HPC task-based scheduling systems have been designed to ease reaching high performance on complex hardware as well as performance portability. Applications are described as graphs of tasks with ordering constraints, called dependencies. The runtime is responsible for efficiently scheduling tasks on the available resources (e.g. CPU/GPU cores). This enables an efficient use of available resources, especially for irregular computations. However, the approach does not consider software engineering needs such as the reusability, maintainability, and extensibility of HPC codes. Without special attention, development costs can explode, because of duplication of efforts, multiplication of concerns in the same code, etc. Otherwise, the code could become obsolete, in the worse case even before it becomes feature-rich enough to be useful.
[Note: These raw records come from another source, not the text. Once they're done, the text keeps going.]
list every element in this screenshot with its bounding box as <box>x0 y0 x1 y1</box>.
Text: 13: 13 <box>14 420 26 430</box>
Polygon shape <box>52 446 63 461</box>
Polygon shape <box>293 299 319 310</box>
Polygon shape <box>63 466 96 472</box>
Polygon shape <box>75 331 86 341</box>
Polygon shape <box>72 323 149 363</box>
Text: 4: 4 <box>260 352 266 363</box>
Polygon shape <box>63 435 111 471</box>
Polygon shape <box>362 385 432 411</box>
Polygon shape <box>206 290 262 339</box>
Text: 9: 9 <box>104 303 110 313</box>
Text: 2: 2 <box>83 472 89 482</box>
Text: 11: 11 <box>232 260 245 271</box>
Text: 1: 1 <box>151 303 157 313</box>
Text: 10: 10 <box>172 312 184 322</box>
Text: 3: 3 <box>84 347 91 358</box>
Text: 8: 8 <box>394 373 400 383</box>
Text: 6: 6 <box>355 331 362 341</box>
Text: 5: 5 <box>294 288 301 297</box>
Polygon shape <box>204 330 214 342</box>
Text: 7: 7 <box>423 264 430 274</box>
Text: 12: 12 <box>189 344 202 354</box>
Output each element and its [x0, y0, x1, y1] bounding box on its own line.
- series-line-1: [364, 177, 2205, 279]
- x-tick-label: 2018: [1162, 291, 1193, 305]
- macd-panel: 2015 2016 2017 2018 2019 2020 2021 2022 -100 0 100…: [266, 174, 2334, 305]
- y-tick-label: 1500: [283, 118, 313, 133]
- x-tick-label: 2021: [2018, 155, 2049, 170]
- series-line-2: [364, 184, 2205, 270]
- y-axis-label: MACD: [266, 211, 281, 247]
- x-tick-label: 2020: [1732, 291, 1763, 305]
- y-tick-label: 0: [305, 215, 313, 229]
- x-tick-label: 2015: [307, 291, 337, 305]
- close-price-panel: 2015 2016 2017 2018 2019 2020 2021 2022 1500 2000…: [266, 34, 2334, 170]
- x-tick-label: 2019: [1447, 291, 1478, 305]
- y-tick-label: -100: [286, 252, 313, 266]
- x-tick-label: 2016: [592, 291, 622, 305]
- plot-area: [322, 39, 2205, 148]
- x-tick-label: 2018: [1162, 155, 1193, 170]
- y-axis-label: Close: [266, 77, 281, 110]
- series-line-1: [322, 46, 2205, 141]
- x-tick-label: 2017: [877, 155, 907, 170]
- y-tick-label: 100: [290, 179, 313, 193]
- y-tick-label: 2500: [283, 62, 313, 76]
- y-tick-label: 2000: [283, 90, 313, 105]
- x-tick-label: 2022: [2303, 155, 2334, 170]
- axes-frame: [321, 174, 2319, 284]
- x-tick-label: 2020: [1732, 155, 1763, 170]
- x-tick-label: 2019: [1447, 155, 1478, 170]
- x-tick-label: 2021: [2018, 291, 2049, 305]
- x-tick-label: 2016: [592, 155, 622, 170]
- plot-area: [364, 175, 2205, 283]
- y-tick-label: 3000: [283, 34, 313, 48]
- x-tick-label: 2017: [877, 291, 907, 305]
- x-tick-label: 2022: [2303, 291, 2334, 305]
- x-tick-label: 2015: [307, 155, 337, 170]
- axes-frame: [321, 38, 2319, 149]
Component-based software engineering (CBSE) is a branch of software engineering that proposes to build applications by assembling independent software building blocks (components) with well-defined interfaces. Components are instantiated and their interfaces connected to form an assembly. This enables easy reuse of components and architectural-level modifications of applications through their assembly. Thus, CBSE highly improves application maintainability and adaptability. Component models with low overheads have been proposed for high-performance computing, such as CCA or L²C. However, current HPC component models offer limited ways to deal with (fine-grained) parallel composition.
The thesis proposes Comet, a programming model based on both software component models and task-based scheduling systems. It aims at writing fully independent codes efficiently coupled at runtime. The model focus on shared-memory platforms, but support MPI for inter-node communications (thanks to the MPI connectors inherited from L²C). The model and its implementation are evaluated both in term of performance and software engineering aspects on a set of synthetic use-cases as well as on a subpart of the production application Gysela5D.